What I have just written above is a poem. I've expressed my thoughts about poetry. I've used some poetic devices, including repetition. Instead of writing in paragraphs like I usually would, every time I paused, I moved on to a new line. But guess what - a poem doesn't have to do that either.

 

 

Today, or even over the course of this week, I would like you to try to Express Yourself through poetry. You might want to write about a particular feeling that you are experiencing - your thoughts and how your body responds. You might want to write about the lockdown and the Coronavirus pandemic - how this has affected everyone's lives, your appreciation for Key Workers, or perhaps a poem of hope for the future.

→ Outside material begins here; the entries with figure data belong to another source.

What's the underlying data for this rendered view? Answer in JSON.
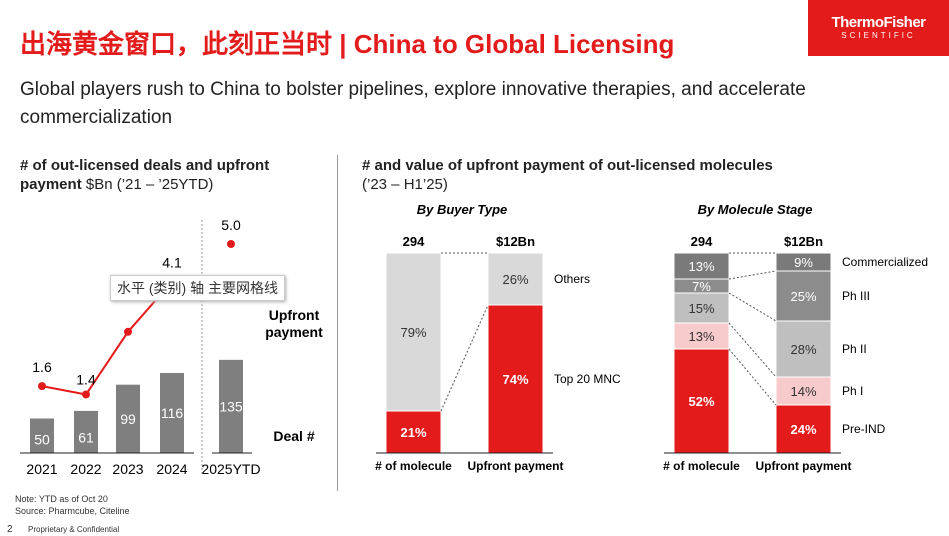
{
  "title": "出海黄金窗口，此刻正当时 | China to Global Licensing",
  "logo": {
    "line1": "ThermoFisher",
    "line2": "SCIENTIFIC"
  },
  "subtitle": "Global players rush to China to bolster pipelines, explore innovative therapies, and accelerate commercialization",
  "left": {
    "heading_bold": "# of out-licensed deals and upfront payment",
    "heading_rest": " $Bn (’21 – ’25YTD)",
    "series_upfront_label": "Upfront payment",
    "series_deal_label": "Deal #",
    "tooltip": "水平 (类别) 轴 主要网格线"
  },
  "middle": {
    "heading": "# and value of upfront payment of out-licensed molecules",
    "heading_sub": "(’23 – H1’25)"
  },
  "chart_data": [
    {
      "type": "bar+line",
      "categories": [
        "2021",
        "2022",
        "2023",
        "2024",
        "2025YTD"
      ],
      "series": [
        {
          "name": "Deal #",
          "values": [
            50,
            61,
            99,
            116,
            135
          ]
        },
        {
          "name": "Upfront payment",
          "values": [
            1.6,
            1.4,
            null,
            4.1,
            5.0
          ]
        }
      ],
      "colors": {
        "bar": "#7f7f7f",
        "line": "#e31b1b"
      }
    },
    {
      "type": "stacked-bar",
      "title": "By Buyer Type",
      "categories": [
        "# of molecule",
        "Upfront payment"
      ],
      "totals": [
        "294",
        "$12Bn"
      ],
      "segments": [
        "Top 20 MNC",
        "Others"
      ],
      "values": [
        [
          21,
          79
        ],
        [
          74,
          26
        ]
      ],
      "colors": [
        "#e31b1b",
        "#d9d9d9"
      ]
    },
    {
      "type": "stacked-bar",
      "title": "By Molecule Stage",
      "categories": [
        "# of molecule",
        "Upfront payment"
      ],
      "totals": [
        "294",
        "$12Bn"
      ],
      "segments": [
        "Pre-IND",
        "Ph I",
        "Ph II",
        "Ph III",
        "Commercialized"
      ],
      "values": [
        [
          52,
          13,
          15,
          7,
          13
        ],
        [
          24,
          14,
          28,
          25,
          9
        ]
      ],
      "colors": [
        "#e31b1b",
        "#f7cbcb",
        "#bfbfbf",
        "#8c8c8c",
        "#7a7a7a"
      ]
    }
  ],
  "footer": {
    "note": "Note: YTD as of Oct 20",
    "source": "Source: Pharmcube, Citeline",
    "page": "2",
    "confidential": "Proprietary & Confidential"
  }
}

You might even want to write about someone is really important to you and show them what they mean to you.

       Please feel free to read or listen to the small selection of poems that I have included for inspiration - or simply to see just how different different poems are.

 

Please send your poems to me by Thursday 11th February. I will be entering your poems into the Live Canon Children's Poetry Competition 2021. We Ethelberters enter this competition every year and a small selection of our super talented children have had their poems published in an anthology (a big book of poems). Perhaps this year, it will be you who gets their work published!